# Lab 20 - Hierarchical Clustering

We will look at two datasets today as we study hierarchical clustering. 

## Clustering the Iris data

The first is the [iris dataset](https://en.wikipedia.org/wiki/Iris_flower_data_set), which contains 50 samples each of 3 types of irises (Iris setosa, Iris virginica and Iris versicolor). The 4 measurements for each iris are the length and width (in cm) of the [sepals](https://en.wikipedia.org/wiki/Sepal) and petals.

The iris dataset is included in the sci-kit learn package, so we can load it from there.

In [None]:
import pandas as pd
import matplotlib.pyplot as plt
import seaborn as sns

import scipy.cluster.hierarchy as shc

from sklearn.preprocessing import MinMaxScaler

from sklearn.cluster import AgglomerativeClustering

from sklearn.metrics import confusion_matrix

from sklearn import datasets

%matplotlib inline
pd.set_option("display.max_columns", None)

As with the Boston housing dataset, we can load the iris dataset from sci-kit learn. The iris dataset is also in dictionary format.

In [None]:
iris_dict = datasets.load_iris()
iris_dict

Type `iris_dict.keys()` to see what is included in the dataset.

Create a dataframe from the dictionary:

In [None]:
iris = pd.DataFrame(iris_dict.data, columns = iris_dict.feature_names)
iris.head()

Display your new dataset.

Since we will compare the rows using the Euclidean distance, we should scale all columns to be between 0 and 1. Do this below, storing the scaled data in the variable `iris_scaled` (see Lab 19).

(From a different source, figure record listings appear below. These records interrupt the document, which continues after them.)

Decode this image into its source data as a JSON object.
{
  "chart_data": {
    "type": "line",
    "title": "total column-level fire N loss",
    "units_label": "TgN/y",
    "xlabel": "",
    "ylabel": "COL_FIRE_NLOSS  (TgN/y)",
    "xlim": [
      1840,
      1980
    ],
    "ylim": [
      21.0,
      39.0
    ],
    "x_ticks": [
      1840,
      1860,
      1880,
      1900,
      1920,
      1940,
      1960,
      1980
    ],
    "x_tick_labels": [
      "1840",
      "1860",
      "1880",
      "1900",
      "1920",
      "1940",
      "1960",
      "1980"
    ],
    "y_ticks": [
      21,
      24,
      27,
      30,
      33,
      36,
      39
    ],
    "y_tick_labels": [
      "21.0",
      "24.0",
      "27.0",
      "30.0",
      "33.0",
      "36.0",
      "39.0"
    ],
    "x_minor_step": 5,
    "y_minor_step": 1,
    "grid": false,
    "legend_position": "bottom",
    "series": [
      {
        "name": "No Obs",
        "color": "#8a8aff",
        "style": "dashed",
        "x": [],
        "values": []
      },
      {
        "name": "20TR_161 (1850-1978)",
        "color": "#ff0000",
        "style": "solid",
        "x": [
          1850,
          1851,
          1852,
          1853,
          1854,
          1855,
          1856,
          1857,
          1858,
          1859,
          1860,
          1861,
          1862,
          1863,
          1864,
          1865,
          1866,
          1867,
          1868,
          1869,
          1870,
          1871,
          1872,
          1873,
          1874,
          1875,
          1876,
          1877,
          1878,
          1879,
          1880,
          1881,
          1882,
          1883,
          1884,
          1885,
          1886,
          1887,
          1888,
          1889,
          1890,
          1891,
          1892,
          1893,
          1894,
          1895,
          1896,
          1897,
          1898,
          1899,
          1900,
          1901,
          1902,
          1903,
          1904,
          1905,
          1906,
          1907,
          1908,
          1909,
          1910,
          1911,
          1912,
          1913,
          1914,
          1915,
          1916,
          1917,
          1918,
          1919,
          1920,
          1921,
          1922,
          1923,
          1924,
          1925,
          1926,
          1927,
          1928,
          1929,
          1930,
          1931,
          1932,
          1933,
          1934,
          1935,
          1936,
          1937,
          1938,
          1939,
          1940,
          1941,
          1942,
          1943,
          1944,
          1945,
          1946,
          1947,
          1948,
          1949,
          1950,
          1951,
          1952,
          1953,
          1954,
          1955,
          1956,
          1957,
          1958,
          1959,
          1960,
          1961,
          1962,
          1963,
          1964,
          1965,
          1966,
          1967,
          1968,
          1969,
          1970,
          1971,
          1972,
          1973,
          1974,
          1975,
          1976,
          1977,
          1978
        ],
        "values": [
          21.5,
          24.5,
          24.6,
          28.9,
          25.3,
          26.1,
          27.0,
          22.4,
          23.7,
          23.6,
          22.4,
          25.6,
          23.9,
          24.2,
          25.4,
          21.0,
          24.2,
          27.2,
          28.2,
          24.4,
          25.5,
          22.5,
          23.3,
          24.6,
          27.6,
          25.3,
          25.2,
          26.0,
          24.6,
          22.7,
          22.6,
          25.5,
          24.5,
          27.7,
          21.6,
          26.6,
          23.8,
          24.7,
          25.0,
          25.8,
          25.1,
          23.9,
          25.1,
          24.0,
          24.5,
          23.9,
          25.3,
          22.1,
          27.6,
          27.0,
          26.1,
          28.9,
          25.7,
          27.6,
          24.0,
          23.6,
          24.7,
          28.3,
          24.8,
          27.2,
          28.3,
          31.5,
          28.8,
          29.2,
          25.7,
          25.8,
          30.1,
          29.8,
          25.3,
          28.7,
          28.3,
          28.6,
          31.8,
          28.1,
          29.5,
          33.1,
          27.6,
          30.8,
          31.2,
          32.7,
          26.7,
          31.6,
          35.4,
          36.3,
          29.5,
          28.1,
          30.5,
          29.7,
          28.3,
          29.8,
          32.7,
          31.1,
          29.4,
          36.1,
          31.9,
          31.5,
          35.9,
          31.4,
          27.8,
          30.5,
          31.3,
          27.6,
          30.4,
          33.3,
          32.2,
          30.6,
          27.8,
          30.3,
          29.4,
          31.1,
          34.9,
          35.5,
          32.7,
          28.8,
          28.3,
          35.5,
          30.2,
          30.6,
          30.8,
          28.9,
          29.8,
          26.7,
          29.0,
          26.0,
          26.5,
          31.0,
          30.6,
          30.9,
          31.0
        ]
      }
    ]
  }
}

Next we will plot a dendrogram (tree) of the distances between the irises.

In [None]:
plt.figure(figsize=(10, 7)) 
plt.title("Dendrograms") 
dend = shc.dendrogram(shc.linkage(iris_scaled, method='average'))

We can only plot the tree with the scipy package, so we need to use its linkage (clustering) function to produce the tree in a compatible format.

However, it is easier to use the sklearn package implementation for all other analysis.

In [None]:
cluster = AgglomerativeClustering(n_clusters=3, affinity='euclidean', linkage='average') 
clusters = cluster.fit_predict(iris_scaled)
clusters

Add the clusters to the `iris` dataframe as a new column.

To see how our clustering did, let's create a scatter plot of two of the columns in iris (your choice of columns), colored by the cluster.

How well do you think the clustering algorithm worked from this graph?

Let's compare it with the same plot, colored by the true type of iris.

First, add a new column to the `iris` dataframe with the `target` data in the dictionary.

Next, plot the same two variables as above, colored by the true type of iris.

How do your two plots compare? What happens if you try a different pair of variables?

We can also use a confusion matrix to compare the predicted clusters with the real ones. Try it below.

What is the accuracy of this clustering method?

What happens if you try Ward linkage instead?

### Clustering labor market data

The Federal Reserve Bank of New York has information about the labor market for recent college graduates [here](https://www.newyorkfed.org/research/college-labor-market/college-labor-market_compare-majors.html).

The data in this table can be downloaded as an Excel file at the bottom of the page. If you open this file in Excel, you can save the last table as a CSV file. Alternatively, download the data as a CSV file from the course website.

Open the CSV file in Jupyter or another text editor to see if there are extra lines that need to be accounted for when reading it in. Recall that `read_csv()` has the optional parameters `skiprows` and `skipfooter` (ignore the warnings this parameter generates).

Additionally, set the index to be the `Major` column.

Recall we can look at the types of the columns using the pattern `df.dtypes`. 

In [None]:
labor.dtypes

Which two columns are not numerical types (integers or floats)? Can you guess why?

The following code removes the commas and converts the type to float.

In [None]:
labor["Median Wage Early Career"] = labor["Median Wage Early Career"].str.replace(",","").astype(float)
labor["Median Wage Mid-Career"] = labor["Median Wage Mid-Career"].str.replace(",","").astype(float)

Check that the columns all have a numerical type.

Scale the data in each column to be between 0 and 1.

We can put the scaled data back into a dataframe:

In [None]:
labor_scaled = pd.DataFrame(labor_scaled, columns = labor.columns, index = labor.index)
labor_scaled

Plot the dendrogram using Ward linkage. To label the leaves as the majors, add the parameter `labels = labor_scaled.index` to the `dendrogram()` function. 

You might also want to increase the leaf font size using the optional parameter `leaf_font_size`.

What do you notice about the tree? Do the relationships of the leaves make sense?

Let's compute the cluster using sklearn.

Add the predicted clusters as a column to the `labor` dataframe.

Check the clusters by using a filter to display only the rows in that cluster. Do the clusters make sense?